System-wide failure also enables the concealment of cases that are fixed or thrown to appear as simply the system not working, as usual.
System-wide failure can lead legislators to propose empty, ineffective "fixes" such as longer sentences, across the board limits on bail, or restrictions on civil liberties. The role of budget crises, the low tax on alcoholic beverages, the diversion of resources to pointless drug cases, and the failure to tax the production and use of drugs like marijuana, are rarely examined as features that can contribute to system reform and safer streets.
System-wide failure severely limits the ability of any reformer -- whether a mayor, a new district attorney or a new police chief -- from fixing the system. A mayor may pick the police chief, but she doesn't control the independently elected district attorney, the judges or judicial administrators.
Paraphrasing the wise observation of a criminal justice researcher after evaluating a successful experiment in probation management, "It is easier to change the behavior of hard core drug addicts than it is to change the behavior of criminal court judges!" Lawyers and judges are deeply committed to doing business the way it has always been done.
To achieve change is possible. But it will require sustained pressure from the business community, church leaders, and a broad range of civic leaders. Don't look to the usual actors in the criminal justice system to identify or execute the necessary change.
I used to live in Philadelphia more than 30 years ago when I was actively practicing law in Pennsylvania. My car was stolen from in front of my home in the Mount Airy neighborhood one night. The chop shop's accomplices worked in the police department. In order to dispose of my stripped car, its stolen status was deleted from the police department's computerized database.
Good luck, Philadelphia!
Wednesday, December 09, 2009
Baltimore Sun columnist and blogger Peter Hermann reports on a commemoration of the murder of Officer Marty Ward. He notes how little has changed!

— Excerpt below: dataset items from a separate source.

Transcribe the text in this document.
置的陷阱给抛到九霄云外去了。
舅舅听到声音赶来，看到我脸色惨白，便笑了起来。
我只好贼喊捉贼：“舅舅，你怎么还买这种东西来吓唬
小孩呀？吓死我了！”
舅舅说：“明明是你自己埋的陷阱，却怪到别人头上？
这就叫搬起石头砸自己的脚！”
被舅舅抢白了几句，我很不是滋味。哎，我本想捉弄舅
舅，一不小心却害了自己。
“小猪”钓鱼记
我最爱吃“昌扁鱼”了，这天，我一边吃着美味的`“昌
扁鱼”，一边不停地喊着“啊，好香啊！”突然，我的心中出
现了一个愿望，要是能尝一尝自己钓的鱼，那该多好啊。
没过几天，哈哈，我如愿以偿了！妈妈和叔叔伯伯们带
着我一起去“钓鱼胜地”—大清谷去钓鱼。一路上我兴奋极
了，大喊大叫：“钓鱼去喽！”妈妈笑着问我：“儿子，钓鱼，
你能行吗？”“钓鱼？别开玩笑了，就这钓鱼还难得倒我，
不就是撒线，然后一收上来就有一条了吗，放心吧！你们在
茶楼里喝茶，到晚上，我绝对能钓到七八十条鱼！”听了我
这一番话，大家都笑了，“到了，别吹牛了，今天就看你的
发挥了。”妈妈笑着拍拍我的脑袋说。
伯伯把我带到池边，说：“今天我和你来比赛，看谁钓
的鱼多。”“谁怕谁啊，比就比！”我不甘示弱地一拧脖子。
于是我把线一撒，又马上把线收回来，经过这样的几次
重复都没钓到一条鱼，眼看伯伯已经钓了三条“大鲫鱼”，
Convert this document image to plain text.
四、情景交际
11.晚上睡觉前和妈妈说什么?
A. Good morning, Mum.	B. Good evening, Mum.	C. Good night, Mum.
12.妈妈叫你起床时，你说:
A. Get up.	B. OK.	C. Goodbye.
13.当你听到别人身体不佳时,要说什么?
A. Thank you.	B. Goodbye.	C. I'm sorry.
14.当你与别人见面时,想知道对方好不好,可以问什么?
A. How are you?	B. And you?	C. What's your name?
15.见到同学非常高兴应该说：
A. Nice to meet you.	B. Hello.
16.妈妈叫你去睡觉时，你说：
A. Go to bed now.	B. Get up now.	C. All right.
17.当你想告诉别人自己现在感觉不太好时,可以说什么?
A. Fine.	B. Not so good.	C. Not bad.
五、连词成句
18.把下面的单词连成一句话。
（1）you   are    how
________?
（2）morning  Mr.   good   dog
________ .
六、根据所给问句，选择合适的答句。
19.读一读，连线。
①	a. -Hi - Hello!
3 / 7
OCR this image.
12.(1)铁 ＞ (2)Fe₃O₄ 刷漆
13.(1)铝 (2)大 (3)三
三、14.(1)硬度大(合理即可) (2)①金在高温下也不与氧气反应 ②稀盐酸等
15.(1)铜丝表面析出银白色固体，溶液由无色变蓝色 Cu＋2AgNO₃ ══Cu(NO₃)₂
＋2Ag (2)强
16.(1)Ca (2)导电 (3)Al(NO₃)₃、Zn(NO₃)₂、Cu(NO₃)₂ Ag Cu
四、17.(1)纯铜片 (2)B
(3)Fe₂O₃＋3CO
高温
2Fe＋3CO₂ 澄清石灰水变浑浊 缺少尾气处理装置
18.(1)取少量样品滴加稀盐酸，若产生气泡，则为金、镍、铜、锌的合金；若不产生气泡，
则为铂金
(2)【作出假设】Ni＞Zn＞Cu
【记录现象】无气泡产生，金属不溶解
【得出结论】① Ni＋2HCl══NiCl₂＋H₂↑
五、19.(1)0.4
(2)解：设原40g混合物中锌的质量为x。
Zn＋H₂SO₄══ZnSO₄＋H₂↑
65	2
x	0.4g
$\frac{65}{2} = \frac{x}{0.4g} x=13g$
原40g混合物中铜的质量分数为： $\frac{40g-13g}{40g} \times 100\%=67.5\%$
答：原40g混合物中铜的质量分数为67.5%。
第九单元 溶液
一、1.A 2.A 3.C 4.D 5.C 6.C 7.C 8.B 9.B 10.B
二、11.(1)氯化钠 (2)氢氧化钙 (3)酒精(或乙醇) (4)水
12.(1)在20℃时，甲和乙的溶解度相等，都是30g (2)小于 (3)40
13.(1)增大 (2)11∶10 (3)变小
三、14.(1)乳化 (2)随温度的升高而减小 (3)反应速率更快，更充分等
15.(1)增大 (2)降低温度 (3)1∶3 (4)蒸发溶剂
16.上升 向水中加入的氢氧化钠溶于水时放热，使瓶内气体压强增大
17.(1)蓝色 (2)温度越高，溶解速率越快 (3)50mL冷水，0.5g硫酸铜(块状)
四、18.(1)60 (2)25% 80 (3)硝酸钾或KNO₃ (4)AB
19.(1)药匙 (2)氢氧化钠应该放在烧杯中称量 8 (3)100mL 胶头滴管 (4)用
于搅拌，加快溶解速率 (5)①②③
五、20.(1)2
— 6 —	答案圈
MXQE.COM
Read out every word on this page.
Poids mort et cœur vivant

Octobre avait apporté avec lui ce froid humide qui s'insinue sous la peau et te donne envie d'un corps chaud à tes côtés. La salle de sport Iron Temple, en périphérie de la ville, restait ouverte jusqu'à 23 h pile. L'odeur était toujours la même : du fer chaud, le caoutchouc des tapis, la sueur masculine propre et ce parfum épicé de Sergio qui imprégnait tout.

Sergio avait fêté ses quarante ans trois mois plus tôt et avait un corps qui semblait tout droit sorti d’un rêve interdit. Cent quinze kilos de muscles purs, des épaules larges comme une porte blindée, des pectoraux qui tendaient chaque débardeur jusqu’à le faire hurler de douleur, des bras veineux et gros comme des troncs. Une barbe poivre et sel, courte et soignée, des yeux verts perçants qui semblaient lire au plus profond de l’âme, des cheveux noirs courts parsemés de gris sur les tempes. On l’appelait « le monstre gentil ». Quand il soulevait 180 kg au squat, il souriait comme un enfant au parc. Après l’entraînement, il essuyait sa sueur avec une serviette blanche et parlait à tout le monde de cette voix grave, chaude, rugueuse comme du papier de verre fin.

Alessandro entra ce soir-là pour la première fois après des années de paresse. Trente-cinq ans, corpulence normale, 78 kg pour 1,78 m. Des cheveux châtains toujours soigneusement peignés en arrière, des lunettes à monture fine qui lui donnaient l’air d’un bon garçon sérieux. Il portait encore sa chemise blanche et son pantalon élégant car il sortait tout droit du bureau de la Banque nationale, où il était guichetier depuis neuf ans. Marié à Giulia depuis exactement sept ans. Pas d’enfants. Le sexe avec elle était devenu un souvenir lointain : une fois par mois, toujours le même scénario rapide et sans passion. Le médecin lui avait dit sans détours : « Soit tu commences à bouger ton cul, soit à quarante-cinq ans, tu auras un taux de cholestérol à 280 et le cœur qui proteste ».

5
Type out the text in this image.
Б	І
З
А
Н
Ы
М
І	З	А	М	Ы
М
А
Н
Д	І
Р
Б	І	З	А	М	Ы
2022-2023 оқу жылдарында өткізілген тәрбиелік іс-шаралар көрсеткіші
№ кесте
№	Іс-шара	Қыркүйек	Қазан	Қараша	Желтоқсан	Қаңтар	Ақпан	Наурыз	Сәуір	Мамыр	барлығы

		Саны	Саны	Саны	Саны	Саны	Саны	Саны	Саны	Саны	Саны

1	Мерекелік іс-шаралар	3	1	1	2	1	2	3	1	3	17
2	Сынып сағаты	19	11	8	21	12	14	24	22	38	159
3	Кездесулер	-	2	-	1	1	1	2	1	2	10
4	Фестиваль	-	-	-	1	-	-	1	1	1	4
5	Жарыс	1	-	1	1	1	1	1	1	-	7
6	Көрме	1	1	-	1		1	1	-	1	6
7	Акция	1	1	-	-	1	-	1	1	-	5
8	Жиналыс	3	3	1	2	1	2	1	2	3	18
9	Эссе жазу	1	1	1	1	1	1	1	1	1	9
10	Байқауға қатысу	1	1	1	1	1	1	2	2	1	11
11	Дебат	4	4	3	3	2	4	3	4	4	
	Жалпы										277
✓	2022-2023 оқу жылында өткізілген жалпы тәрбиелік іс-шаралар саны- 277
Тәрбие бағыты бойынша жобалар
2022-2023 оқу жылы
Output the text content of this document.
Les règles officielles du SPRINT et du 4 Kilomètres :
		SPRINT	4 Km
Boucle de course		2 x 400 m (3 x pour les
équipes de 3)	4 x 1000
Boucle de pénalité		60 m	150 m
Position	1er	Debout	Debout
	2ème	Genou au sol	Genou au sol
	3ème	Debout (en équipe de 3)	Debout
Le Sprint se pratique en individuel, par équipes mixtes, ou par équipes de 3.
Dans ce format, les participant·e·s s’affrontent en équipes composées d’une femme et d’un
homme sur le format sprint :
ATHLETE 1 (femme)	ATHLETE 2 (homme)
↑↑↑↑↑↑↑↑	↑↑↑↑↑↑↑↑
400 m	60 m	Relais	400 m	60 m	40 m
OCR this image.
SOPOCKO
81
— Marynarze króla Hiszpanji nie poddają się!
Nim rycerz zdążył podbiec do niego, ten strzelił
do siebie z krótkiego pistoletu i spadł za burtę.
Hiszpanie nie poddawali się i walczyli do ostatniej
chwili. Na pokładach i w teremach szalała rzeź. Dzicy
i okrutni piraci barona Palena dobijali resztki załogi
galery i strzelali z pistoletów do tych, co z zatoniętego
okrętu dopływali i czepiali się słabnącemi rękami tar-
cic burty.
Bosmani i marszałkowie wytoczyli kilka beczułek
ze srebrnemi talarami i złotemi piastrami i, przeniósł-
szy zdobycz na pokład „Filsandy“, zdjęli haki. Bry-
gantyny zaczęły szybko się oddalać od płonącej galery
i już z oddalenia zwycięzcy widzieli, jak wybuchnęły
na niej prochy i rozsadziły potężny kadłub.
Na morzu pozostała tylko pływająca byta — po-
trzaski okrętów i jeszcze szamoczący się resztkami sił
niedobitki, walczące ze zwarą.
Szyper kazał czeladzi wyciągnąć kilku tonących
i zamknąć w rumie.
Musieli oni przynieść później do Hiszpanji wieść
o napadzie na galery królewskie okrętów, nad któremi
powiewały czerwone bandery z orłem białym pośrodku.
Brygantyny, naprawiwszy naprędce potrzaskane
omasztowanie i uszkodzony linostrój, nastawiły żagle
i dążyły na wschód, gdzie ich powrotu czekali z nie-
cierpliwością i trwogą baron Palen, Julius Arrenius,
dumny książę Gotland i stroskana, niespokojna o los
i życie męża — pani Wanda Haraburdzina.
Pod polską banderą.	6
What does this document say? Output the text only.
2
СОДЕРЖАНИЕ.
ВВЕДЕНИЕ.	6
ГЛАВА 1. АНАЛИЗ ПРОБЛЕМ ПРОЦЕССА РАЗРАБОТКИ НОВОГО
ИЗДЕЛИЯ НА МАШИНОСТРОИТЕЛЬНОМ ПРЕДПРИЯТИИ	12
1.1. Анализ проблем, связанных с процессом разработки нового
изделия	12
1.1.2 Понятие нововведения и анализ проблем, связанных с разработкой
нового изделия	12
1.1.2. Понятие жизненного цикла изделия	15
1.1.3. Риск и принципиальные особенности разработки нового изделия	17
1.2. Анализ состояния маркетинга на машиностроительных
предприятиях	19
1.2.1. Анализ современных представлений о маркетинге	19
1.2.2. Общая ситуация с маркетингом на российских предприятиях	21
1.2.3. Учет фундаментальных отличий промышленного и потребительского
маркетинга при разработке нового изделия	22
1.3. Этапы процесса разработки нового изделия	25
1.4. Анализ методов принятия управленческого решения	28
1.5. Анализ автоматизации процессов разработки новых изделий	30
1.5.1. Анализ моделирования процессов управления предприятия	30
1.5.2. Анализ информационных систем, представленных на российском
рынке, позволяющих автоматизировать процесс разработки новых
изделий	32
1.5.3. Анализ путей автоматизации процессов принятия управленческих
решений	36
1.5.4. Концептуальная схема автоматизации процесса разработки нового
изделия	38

He also laments a cause of the failing strategy which is that police, prosecutors and judges have no common objective for what they are attempting to accomplish with the criminal justice system. Making arrests is a truly pointless activity when the arrests are detached from what the courts are going to do. Aside from the futility of the economics, the mismanagement of criminal justice resources is also a major part of the failure of our drug policy.